America’s Stock Market Exceptionalism Can’t Continue Forever

Relative to the size of the economy, U.S. corporate earnings are at steep levels

By Mike Bird

The S&P 500 is back at a new record high, while stocks in most of the rest of the world are yet to return to 2018’s peaks. But the rampant outperformance of U.S. equities can’t last forever.

Low interest rates and eye-watering valuations have been credited with driving the U.S. bull market, but financial conditions haven’t been so different elsewhere. The big reason why U.S. stocks have beaten those in almost every other country during the past decade—and why the trend has limits—is more basic: profits.

Since the beginning of 2008, earnings per share for U.S. equities have risen by 80%, according to FactSet data. Over the same period, Japanese earnings have risen by half as much in dollar terms, emerging-market earnings are flat and European companies are yet to see profits recover to their level before the financial crisis.

The postcrash economic expansions in Europe and Japan have been weak relative to the U.S. recovery, which has been helped by the global success of Silicon Valley. China’s slowdown has pinched emerging markets.

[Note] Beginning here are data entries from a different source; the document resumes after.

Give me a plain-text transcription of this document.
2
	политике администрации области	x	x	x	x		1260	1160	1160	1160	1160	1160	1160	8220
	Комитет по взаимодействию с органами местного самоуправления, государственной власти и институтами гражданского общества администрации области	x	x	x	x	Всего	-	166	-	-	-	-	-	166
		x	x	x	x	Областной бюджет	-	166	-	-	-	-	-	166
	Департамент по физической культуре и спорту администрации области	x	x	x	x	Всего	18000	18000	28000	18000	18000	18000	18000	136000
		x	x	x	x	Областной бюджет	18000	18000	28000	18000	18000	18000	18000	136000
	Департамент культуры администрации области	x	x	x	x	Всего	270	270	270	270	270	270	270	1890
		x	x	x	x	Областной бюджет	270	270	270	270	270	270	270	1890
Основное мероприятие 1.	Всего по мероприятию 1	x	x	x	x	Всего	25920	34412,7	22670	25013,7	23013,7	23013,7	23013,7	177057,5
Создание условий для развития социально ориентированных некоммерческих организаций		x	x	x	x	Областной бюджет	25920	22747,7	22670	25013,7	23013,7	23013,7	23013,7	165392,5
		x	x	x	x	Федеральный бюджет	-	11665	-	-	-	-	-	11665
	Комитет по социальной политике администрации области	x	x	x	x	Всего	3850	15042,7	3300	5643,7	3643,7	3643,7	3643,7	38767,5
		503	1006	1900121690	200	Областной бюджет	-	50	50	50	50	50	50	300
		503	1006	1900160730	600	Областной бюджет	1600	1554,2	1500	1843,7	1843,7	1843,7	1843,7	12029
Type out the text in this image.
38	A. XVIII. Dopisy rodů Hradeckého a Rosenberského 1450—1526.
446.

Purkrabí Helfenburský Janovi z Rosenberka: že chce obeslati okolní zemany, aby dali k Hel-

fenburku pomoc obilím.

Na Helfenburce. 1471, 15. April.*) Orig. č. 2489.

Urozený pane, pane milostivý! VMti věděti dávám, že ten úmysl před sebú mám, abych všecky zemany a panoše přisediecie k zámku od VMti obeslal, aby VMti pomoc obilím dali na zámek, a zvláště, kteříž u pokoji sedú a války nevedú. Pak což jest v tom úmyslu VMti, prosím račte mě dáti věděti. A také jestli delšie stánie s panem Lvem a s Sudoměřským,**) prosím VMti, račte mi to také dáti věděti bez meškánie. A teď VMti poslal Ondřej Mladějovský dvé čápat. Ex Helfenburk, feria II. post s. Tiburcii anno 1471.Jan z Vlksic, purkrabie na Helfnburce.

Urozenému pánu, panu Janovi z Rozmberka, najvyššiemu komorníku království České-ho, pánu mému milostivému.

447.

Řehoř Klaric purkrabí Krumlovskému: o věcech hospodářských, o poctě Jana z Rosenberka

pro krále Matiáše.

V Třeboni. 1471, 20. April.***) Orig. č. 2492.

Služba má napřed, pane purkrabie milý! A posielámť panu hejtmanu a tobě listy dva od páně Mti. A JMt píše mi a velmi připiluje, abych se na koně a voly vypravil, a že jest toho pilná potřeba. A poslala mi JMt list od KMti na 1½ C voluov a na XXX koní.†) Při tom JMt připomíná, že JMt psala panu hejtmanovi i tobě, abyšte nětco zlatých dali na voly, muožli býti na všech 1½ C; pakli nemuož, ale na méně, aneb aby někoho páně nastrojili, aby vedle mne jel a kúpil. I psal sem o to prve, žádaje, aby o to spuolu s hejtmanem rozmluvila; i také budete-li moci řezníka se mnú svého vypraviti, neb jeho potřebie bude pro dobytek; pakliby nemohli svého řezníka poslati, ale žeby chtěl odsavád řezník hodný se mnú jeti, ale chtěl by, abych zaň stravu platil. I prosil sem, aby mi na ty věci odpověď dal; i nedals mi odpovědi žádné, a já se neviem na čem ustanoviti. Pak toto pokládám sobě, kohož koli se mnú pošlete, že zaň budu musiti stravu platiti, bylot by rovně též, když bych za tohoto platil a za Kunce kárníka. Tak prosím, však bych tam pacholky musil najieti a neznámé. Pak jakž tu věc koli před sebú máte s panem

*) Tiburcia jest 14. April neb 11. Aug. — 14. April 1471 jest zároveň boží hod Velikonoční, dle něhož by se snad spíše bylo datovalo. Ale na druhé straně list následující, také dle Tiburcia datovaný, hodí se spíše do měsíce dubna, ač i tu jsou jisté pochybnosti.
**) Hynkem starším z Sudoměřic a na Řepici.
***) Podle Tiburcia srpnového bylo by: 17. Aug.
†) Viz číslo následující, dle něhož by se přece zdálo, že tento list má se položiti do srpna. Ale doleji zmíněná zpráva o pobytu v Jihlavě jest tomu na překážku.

This divergence could continue, but other parts of the picture look harder to replicate. Above all, U.S. corporate profits have surged relative to the size of the economy. For the second half of the 20th century, corporate profits after tax typically ran to around 6% of output, and almost never rose above 8%. Now, the figure runs to 10%, helped by last year’s tax cuts. It would have to rise to unprecedented levels, double its precrisis average, to repeat the trend of the past decade.

Low interest rates and eye-watering valuations have been credited with driving the U.S. bull market. Photo: Spencer Platt/Getty Images

Japanese corporate profits have also grown as a share of the economy, largely due to a wholesale shift in corporate governance, which unlike a tax cut may fuel sustained earnings growth. In many European countries, meanwhile, the profit share of GDP has yet to return to precrisis levels.

Shifting guidance on interest rates has contributed to the recent rally, too. But since the Federal Reserve is now expected to hold fire on further increases for two more years, it’s difficult to see how it can boost stocks further without actually cutting rates.

Those factors don’t mean equities elsewhere are about to start steaming ahead of U.S. stocks. Equities in the rest of the world have their own problems.

But they do suggest that investors can’t expect such dramatic outperformance in future. After an amazing run, those with significant exposure to U.S. stocks would do well to take a trip overseas.